The next morning, George, Don, and Rex discover the Angel at Jim's apartment and suggest exploiting her for profit, but Jim strongly opposes it. Shortly after Jim sews up the Angel's broken wing, Patty arrives at his apartment, but seeing the Angel wrapped in a blanket, she assumes Jim is having an affair and angrily leaves. That night, he takes the Angel to a fast-food restaurant, where she develops a taste for French fries. While Jim leaves to call Patty from a payphone, unsuccessfully trying to make amends, his friends attempt to lure the Angel into their car with French fries, before he chases them away and takes her back home. There, Ed arrives and confronts Jim, but upon looking at the Angel's face, he becomes enchanted by her and leaves.

The next day, due to the failure of his company's latest campaign, Ed sets out to replace Patty with the Angel as the company's spokesperson, which further infuriates Patty. Meanwhile, Jim's friends devise a scheme to capture the Angel by arranging for him to meet Patty over a reconciliation. When Jim arrives with the Angel, Patty storms out and he follows, whereupon his friends kidnap the Angel and drive away. The next day, as the trio reveals a bound and gagged Angel to a press conference, Jim comes to her rescue and takes her to his old treehouse in the woods.

While hiding out, Jim tells the Angel that his father got him interested in music, but six months earlier, he began to suffer from severe headaches that caused him to stop composing. Jim and the Angel then share a dance to one of his compositions. After removing the bandage from the Angel's wing, Jim advises her to leave before the others find her. As the Angel disappears, an increasingly unhinged Patty arrives and slaps Jim, prompting an invisible Angel to punch and kick Patty. Jim's parents and Ed arrive, as do George, Don, and Rex. Amid the chaos, the Angel reappears and drives away Patty and Ed with rain clouds, before disappearing into the sky.

The others notice that Jim has collapsed and rush him to a hospital, where the doctor divulges that his headaches are caused by a brain tumor in an advanced stage. When the Angel appears in Jim's hospital room, he is convinced that she has come to take him to heaven. She kisses him, and as he falls asleep, she wraps her wings around him. Shortly after George, Don, and Rex walk in to check on Jim, the Angel—now a nurse who can speak—assures them that she has it "on the highest authority" that Jim will be around for a long time. As Jim awakens, the Angel tells him that she has been granted a leave of absence for good behavior, allowing them to be together. She tells him she is craving French fries, before they embrace and kiss.

==Production==
Two weeks before the film was set to start shooting, director Tom McLoughlin still had not found the right actress for the role of the angel, despite interviewing approximately 5,000 models and actresses. He immediately cast Emmanuelle Béart after seeing her in Claude Berri's film Manon of the Spring while on a business trip to Paris.

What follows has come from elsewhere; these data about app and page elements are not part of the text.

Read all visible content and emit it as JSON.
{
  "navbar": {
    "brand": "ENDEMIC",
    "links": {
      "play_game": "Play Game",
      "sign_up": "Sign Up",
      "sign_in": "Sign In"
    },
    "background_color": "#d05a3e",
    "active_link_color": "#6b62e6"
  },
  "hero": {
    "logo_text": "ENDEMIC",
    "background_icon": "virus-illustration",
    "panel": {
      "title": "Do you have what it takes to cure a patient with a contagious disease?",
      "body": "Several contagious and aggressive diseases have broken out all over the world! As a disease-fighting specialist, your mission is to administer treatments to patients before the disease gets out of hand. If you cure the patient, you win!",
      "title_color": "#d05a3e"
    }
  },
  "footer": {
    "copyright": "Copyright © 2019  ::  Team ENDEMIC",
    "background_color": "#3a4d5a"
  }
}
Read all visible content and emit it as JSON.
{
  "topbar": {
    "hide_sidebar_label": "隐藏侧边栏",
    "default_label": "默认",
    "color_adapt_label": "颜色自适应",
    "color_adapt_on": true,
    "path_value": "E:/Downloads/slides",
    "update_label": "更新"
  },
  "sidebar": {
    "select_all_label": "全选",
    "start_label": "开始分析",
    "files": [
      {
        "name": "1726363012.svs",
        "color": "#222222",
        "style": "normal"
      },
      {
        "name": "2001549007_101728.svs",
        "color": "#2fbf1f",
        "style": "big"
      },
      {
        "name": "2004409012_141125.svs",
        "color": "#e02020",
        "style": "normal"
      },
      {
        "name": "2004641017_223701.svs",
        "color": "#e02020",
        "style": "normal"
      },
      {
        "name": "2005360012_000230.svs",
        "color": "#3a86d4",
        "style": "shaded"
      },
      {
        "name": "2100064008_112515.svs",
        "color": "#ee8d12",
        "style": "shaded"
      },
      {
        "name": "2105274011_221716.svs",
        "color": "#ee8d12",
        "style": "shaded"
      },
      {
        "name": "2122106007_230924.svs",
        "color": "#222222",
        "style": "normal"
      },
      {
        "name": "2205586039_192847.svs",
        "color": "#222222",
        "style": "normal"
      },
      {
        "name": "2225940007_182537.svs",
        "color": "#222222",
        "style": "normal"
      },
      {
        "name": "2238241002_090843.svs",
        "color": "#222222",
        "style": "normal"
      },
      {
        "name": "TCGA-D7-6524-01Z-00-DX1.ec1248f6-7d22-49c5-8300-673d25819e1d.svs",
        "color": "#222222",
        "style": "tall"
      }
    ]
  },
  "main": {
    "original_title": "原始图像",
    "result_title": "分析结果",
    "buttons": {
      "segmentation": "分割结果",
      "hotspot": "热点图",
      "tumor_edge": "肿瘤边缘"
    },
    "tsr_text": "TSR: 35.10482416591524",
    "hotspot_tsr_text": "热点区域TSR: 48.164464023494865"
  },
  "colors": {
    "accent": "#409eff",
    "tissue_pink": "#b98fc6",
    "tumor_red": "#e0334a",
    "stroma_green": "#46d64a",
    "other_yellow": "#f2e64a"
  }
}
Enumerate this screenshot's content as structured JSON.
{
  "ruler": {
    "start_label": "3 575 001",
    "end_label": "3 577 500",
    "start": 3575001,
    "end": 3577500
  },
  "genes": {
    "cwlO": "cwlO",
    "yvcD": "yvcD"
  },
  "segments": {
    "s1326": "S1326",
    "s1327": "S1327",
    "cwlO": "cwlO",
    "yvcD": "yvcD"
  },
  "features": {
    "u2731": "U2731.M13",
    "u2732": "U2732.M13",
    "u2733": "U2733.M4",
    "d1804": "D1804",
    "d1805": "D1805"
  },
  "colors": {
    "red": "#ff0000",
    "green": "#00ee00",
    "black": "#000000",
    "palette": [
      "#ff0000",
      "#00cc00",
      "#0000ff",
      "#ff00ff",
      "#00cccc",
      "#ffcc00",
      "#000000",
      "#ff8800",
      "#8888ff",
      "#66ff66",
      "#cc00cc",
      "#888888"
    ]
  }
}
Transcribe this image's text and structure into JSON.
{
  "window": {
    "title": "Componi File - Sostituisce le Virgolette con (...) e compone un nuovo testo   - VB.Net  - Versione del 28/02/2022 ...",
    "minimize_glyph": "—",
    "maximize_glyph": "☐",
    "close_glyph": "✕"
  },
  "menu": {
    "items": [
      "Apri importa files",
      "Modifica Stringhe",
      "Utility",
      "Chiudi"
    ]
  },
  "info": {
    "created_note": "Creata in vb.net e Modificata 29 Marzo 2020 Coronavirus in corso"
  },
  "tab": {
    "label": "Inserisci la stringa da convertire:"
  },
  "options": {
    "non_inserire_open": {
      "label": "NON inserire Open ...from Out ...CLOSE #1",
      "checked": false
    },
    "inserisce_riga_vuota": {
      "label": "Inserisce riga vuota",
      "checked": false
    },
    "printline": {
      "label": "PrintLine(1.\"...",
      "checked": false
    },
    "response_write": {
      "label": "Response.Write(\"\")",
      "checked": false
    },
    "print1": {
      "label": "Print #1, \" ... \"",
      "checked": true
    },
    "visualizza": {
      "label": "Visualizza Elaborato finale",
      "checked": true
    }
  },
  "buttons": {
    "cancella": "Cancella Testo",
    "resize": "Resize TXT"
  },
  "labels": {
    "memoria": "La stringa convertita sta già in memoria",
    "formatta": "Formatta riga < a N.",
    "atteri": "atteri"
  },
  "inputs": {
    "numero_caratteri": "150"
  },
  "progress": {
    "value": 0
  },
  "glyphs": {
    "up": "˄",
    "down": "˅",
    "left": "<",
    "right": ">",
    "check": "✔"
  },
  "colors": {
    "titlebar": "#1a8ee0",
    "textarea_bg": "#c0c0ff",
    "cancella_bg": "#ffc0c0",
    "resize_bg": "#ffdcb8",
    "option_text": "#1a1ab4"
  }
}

Principal photography took place from February 16 to mid-May 1987 in Wilmington, North Carolina.

==Reception==
On the review aggregator website Rotten Tomatoes, the film holds an approval rating of 13% based on eight reviews, with an average rating of 3.4/10.

On their show, Gene Siskel and Roger Ebert specifically gave the film two emphatic thumbs down, with Ebert complaining that they had picked, along with Teen Wolf Too, the two worst films possible to be released on the same day.